ポルシェ初の電気自動車「Taycan」、2019年から生産予定、日本では2020年に発売

2018年06月13日

一般社団法人エネルギー情報センター

新電力ネット運営事務局

ポルシェ初の電気自動車「Taycan」、2019年から生産予定、日本では2020年に発売の写真

Porscheはブランド誕生70周年の記念イベントにて、同社初のEVスポーツカーの名称を「Taycan」に決定したと発表しました。2022年までに、電動車と関連技術に60億ユーロを投資し、そのうち5億ユーロを「Taycan」派生車種の開発に投じるとしています。

ポルシェ、2025年までに50%を電動自動車とする目標

ポルシェは全世界で2025年までにモデルラインナップの50%を電動化する目標を掲げており、これまでも積極的に電動化に取り組んできました。1900年のパリ万博で、世界初の走行可能なフルハイブリッドカー「ローナーポルシェ」を発表し、その後「918スパイダー」、「カイエンS」、「Eハイブリッド」、「パナメーラS Eハイブリッド」、そして「919ハイブリッド」などを発表しています。

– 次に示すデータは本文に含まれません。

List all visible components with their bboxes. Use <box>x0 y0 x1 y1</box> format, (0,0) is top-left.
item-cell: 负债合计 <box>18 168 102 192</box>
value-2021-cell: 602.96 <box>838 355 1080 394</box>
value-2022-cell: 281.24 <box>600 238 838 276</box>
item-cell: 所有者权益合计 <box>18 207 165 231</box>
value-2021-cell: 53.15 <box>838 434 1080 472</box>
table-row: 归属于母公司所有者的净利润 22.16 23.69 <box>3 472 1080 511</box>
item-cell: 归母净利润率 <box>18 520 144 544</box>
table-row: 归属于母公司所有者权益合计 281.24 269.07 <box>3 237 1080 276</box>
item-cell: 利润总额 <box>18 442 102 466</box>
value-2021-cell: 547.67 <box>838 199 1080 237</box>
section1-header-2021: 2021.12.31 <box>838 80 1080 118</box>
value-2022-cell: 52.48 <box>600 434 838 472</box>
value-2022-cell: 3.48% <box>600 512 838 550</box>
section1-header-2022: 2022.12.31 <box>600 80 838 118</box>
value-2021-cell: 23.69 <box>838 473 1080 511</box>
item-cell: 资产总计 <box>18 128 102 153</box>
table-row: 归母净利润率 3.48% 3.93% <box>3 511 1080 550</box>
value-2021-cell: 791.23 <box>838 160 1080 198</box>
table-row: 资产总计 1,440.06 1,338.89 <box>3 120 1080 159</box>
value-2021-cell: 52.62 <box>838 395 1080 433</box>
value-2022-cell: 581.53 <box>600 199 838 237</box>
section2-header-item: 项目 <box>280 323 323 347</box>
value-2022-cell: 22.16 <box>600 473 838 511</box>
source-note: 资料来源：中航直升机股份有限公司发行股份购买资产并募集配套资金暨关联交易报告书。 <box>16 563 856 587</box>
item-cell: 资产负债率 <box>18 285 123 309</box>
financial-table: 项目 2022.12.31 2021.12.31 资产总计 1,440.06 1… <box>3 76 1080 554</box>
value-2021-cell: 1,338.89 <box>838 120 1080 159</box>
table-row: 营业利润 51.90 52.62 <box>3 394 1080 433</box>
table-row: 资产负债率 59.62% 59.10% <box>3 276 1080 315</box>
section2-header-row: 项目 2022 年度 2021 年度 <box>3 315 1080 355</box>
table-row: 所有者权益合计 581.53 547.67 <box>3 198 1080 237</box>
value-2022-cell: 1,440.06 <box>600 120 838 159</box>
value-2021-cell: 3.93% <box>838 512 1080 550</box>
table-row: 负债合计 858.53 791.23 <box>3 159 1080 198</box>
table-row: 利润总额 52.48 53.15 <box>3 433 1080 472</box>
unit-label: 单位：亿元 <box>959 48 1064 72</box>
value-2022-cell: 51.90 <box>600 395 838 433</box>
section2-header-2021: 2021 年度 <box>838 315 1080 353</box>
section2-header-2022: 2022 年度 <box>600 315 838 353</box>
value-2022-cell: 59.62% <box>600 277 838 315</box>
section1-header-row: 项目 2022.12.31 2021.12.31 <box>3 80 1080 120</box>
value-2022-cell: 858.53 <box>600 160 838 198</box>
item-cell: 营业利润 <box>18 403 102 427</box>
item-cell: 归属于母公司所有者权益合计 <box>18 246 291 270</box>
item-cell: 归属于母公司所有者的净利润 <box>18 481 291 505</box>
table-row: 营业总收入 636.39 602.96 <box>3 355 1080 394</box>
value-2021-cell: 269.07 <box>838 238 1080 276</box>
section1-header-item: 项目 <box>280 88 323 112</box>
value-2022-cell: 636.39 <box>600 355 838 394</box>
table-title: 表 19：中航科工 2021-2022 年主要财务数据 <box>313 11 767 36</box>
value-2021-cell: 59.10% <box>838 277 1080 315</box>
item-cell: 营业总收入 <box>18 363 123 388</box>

現在ポルシェでは、「パナメーラ」の4モデルと、欧州では発売されている「カイエン」の1モデルを含めると、すでに5モデルの電動車を市場に導入しています。これを2025年までに、全モデルラインナップのうち、50%を電動自動車とする目標を掲げています。

ポルシェ初の純電気駆動システムを搭載する「ミッションE」は、2015年のフランクフルト・モーターショーで初めて発表されました。その後、2018年のジュネーブ・モーターショーでは、派生版である「ミッションEクロスツーリスモ」が公開されました。

「ミッションE」は電気自動車でありながら、440kW(600PS)のシステム出力により、静止状態から100km/hまで3.5秒未満での加速を実現しています。

実用性の面でネックとなる航続距離も、最大500km以上(NEDC準拠)を達成しており、利便性も兼ね備えた電気自動車といえます。この「ミッションE」について、ポルシェはブランド誕生70周年の記念イベントにて正式名称を「TAYCAN」に決定したと発表しました(図1)。

「活発な若い馬」という意味を持つ「TAYCAN」は、2019年より生産開始予定となっています。なお、日本国内の販売開始は2020年となる予定です。

電気自動車「Taycan」

図1 電気自動車「Taycan」

2022年までに、電動車と関連技術に60億ユーロを投資

ポルシェは2022年までに、電動車と関連技術に60億ユーロを投資し、そのうち5億ユーロを「Taycan」派生車種の開発に投じるとしています。10億ユーロは、電気自動車あるいはプラグインハイブリッド車の開発(既存車種ベース)に使うとしています。加えて7億ユーロを、充電ステーションやスマートモビリティの開発に投じ、数億ユーロを製造工場の拡張に利用するとしています。